Michel Lucas, chercheur au CHU de Québec-Université Laval, trouve lui aussi la comparaison entre le sucre et la drogue hardie. «Les rongeurs vont vers l’eau sucrée, ce qui peut aussi être une priorisation de la survie puisque le sucre apporte à l’organisme des calories dont il a besoin pour fonctionner, ce que la drogue ne lui fournit pas.» Selon l’endocrinologue américain Robert Lustig, auteur de Sucre, l’amère vérité, le sucre créerait une dépendance basée sur ses propriétés métaboliques et hédoniques (ça a bon goût!). Une dépendance qu’il qualifie lui aussi de faible, comparable à celle à la nicotine plutôt qu’à celle aux médicaments ou à d’autres substances (à l’héroïne, par exemple).
Enfin, l’évaluation clinique de la dépendance au sucre est complexe, notamment parce qu’il est rarement absorbé seul et qu’il est difficile de distinguer si sa consommation répond à une demande énergétique ou gustative. De plus, il est éthiquement impossible de comparer les effets addictifs du sucre et de la cocaïne chez des humains puisqu’il faudrait administrer de la drogue à une partie des participants.
Une habitude plutôt qu’une dépendance?
Pourquoi utilise-t-on un peu partout le mot «dépendance», s’il n’a pas toujours le même sens? Parce que le sucre agit véritablement sur le circuit de la récompense du cerveau, ce qui libère de la dopamine et renforce la sensation de plaisir. Un effet qui est donc bel et bien similaire à celui produit par la cocaïne, l’héroïne, l’alcool, la nicotine et le cannabis.
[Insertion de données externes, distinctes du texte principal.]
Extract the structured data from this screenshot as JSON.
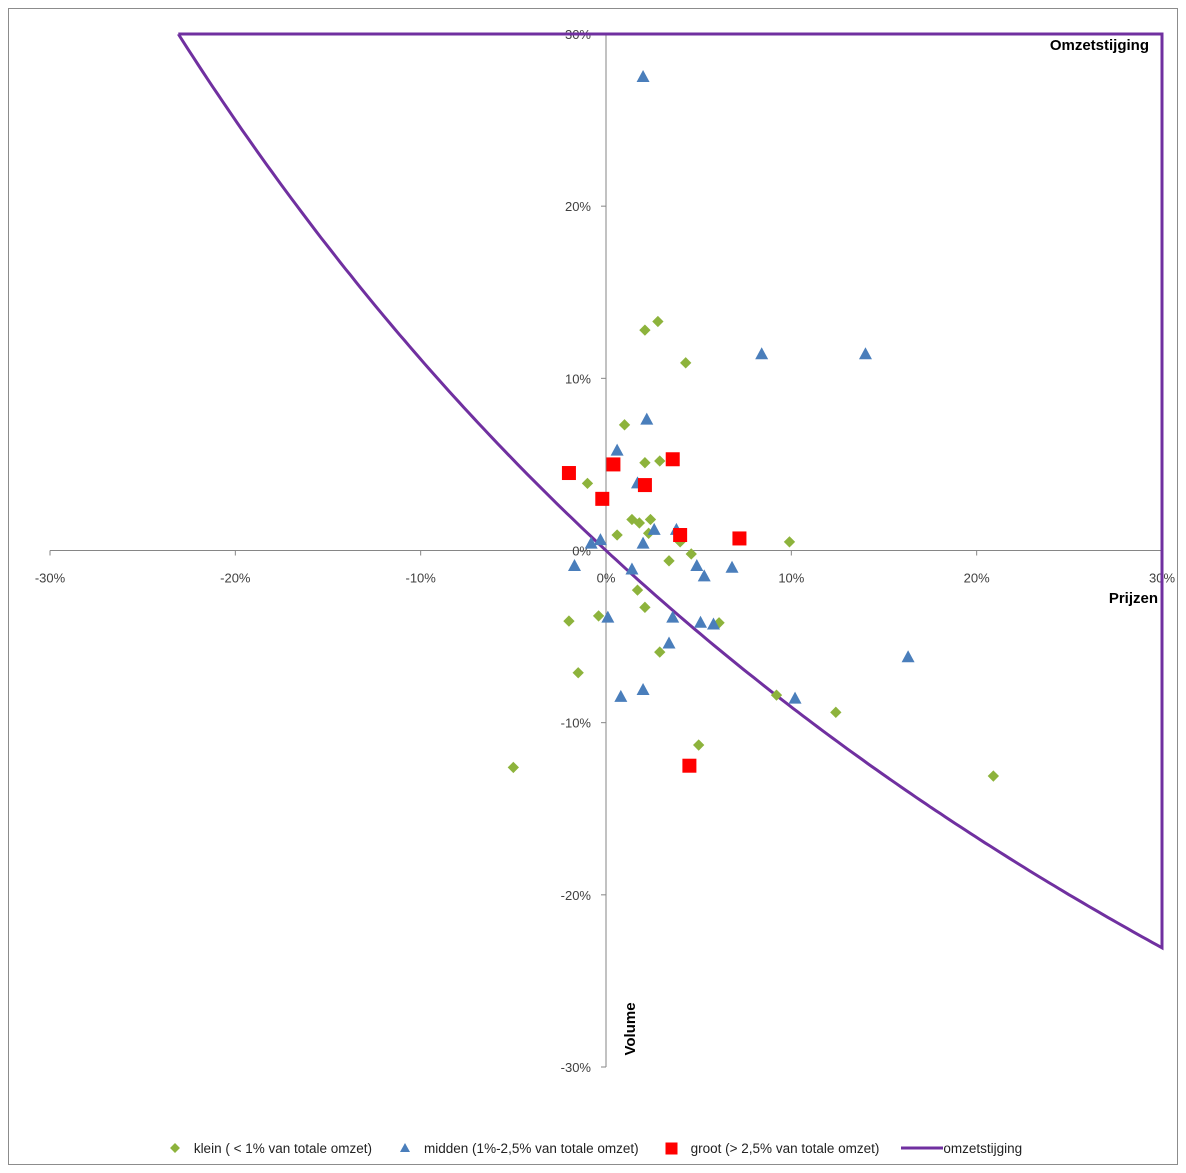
{
  "chart_data": {
    "type": "scatter",
    "title": "",
    "xlabel": "Prijzen",
    "ylabel": "Volume",
    "region_label": "Omzetstijging",
    "xlim": [
      -0.3,
      0.3
    ],
    "ylim": [
      -0.3,
      0.3
    ],
    "x_ticks": [
      -0.3,
      -0.2,
      -0.1,
      0,
      0.1,
      0.2,
      0.3
    ],
    "x_tick_labels": [
      "-30%",
      "-20%",
      "-10%",
      "0%",
      "10%",
      "20%",
      "30%"
    ],
    "y_ticks": [
      0.3,
      0.2,
      0.1,
      0,
      -0.1,
      -0.2,
      -0.3
    ],
    "y_tick_labels": [
      "30%",
      "20%",
      "10%",
      "0%",
      "-10%",
      "-20%",
      "-30%"
    ],
    "grid": false,
    "legend_position": "bottom",
    "colors": {
      "klein": "#8db33c",
      "midden": "#4a7ebb",
      "groot": "#ff0000",
      "omzet": "#7030a0"
    },
    "series": [
      {
        "name": "klein ( < 1% van totale omzet)",
        "marker": "diamond",
        "points": [
          [
            0.028,
            0.133
          ],
          [
            0.021,
            0.128
          ],
          [
            0.043,
            0.109
          ],
          [
            0.01,
            0.073
          ],
          [
            0.021,
            0.051
          ],
          [
            0.029,
            0.052
          ],
          [
            -0.01,
            0.039
          ],
          [
            0.014,
            0.018
          ],
          [
            0.018,
            0.016
          ],
          [
            0.024,
            0.018
          ],
          [
            0.023,
            0.01
          ],
          [
            0.006,
            0.009
          ],
          [
            0.04,
            0.005
          ],
          [
            0.099,
            0.005
          ],
          [
            0.046,
            -0.002
          ],
          [
            0.034,
            -0.006
          ],
          [
            0.017,
            -0.023
          ],
          [
            0.021,
            -0.033
          ],
          [
            -0.004,
            -0.038
          ],
          [
            -0.02,
            -0.041
          ],
          [
            0.061,
            -0.042
          ],
          [
            0.029,
            -0.059
          ],
          [
            -0.015,
            -0.071
          ],
          [
            0.092,
            -0.084
          ],
          [
            0.124,
            -0.094
          ],
          [
            0.05,
            -0.113
          ],
          [
            -0.05,
            -0.126
          ],
          [
            0.209,
            -0.131
          ]
        ]
      },
      {
        "name": "midden (1%-2,5% van totale omzet)",
        "marker": "triangle",
        "points": [
          [
            0.02,
            0.275
          ],
          [
            0.084,
            0.114
          ],
          [
            0.14,
            0.114
          ],
          [
            0.022,
            0.076
          ],
          [
            0.006,
            0.058
          ],
          [
            0.017,
            0.039
          ],
          [
            0.026,
            0.012
          ],
          [
            0.038,
            0.012
          ],
          [
            -0.003,
            0.006
          ],
          [
            -0.008,
            0.004
          ],
          [
            0.02,
            0.004
          ],
          [
            -0.017,
            -0.009
          ],
          [
            0.014,
            -0.011
          ],
          [
            0.049,
            -0.009
          ],
          [
            0.068,
            -0.01
          ],
          [
            0.053,
            -0.015
          ],
          [
            0.001,
            -0.039
          ],
          [
            0.036,
            -0.039
          ],
          [
            0.051,
            -0.042
          ],
          [
            0.058,
            -0.043
          ],
          [
            0.034,
            -0.054
          ],
          [
            0.163,
            -0.062
          ],
          [
            0.02,
            -0.081
          ],
          [
            0.008,
            -0.085
          ],
          [
            0.102,
            -0.086
          ]
        ]
      },
      {
        "name": "groot (> 2,5% van totale omzet)",
        "marker": "square",
        "points": [
          [
            0.036,
            0.053
          ],
          [
            0.004,
            0.05
          ],
          [
            -0.02,
            0.045
          ],
          [
            0.021,
            0.038
          ],
          [
            -0.002,
            0.03
          ],
          [
            0.04,
            0.009
          ],
          [
            0.072,
            0.007
          ],
          [
            0.045,
            -0.125
          ]
        ]
      },
      {
        "name": "omzetstijging",
        "marker": "line"
      }
    ]
  }
}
Le problème, c’est que plus nous consommons d’aliments qui suscitent du plaisir, comme le sucre, plus les récepteurs de la dopamine s’affaiblissent. Il faut alors plus de dopamine pour ressentir l’effet de gratification. Donc, davantage de sucre. Certains parlent plutôt d’accoutumance, dont on peut se départir en diminuant sa consommation, que de dépendance, qui provoque un état d’intoxication et de manque.
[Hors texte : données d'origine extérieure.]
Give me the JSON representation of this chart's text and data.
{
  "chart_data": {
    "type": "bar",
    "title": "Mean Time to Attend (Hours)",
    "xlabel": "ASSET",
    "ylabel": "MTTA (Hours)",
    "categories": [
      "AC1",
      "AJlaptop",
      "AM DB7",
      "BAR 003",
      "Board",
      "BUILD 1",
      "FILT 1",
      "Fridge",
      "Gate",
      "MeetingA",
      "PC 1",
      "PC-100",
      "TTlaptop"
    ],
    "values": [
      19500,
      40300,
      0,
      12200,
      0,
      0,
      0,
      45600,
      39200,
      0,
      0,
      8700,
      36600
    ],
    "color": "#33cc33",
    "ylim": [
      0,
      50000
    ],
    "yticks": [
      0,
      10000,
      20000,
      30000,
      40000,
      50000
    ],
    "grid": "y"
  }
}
C’est ainsi que raisonne la nutritionniste Catherine Lefebvre, auteure de Sucre: Vérités et conséquences (Édito, 2019), qui parle plus volontiers d’accoutumance que de dépendance, puisque la consommation de sucre ne semble pas causer d’état d’intoxication suffisant pour altérer le jugement. «Le goût pour les sucreries peut créer une habitude. En clinique, les gens vont dire qu’ils sont accros, qu’ils ont des rages de sucre, mais on ne parle pas de dépendance comme avec la cocaïne. Les gens qui diminuent leur consommation de sucre ne présentent pas de symptômes de manque ou de sevrage.»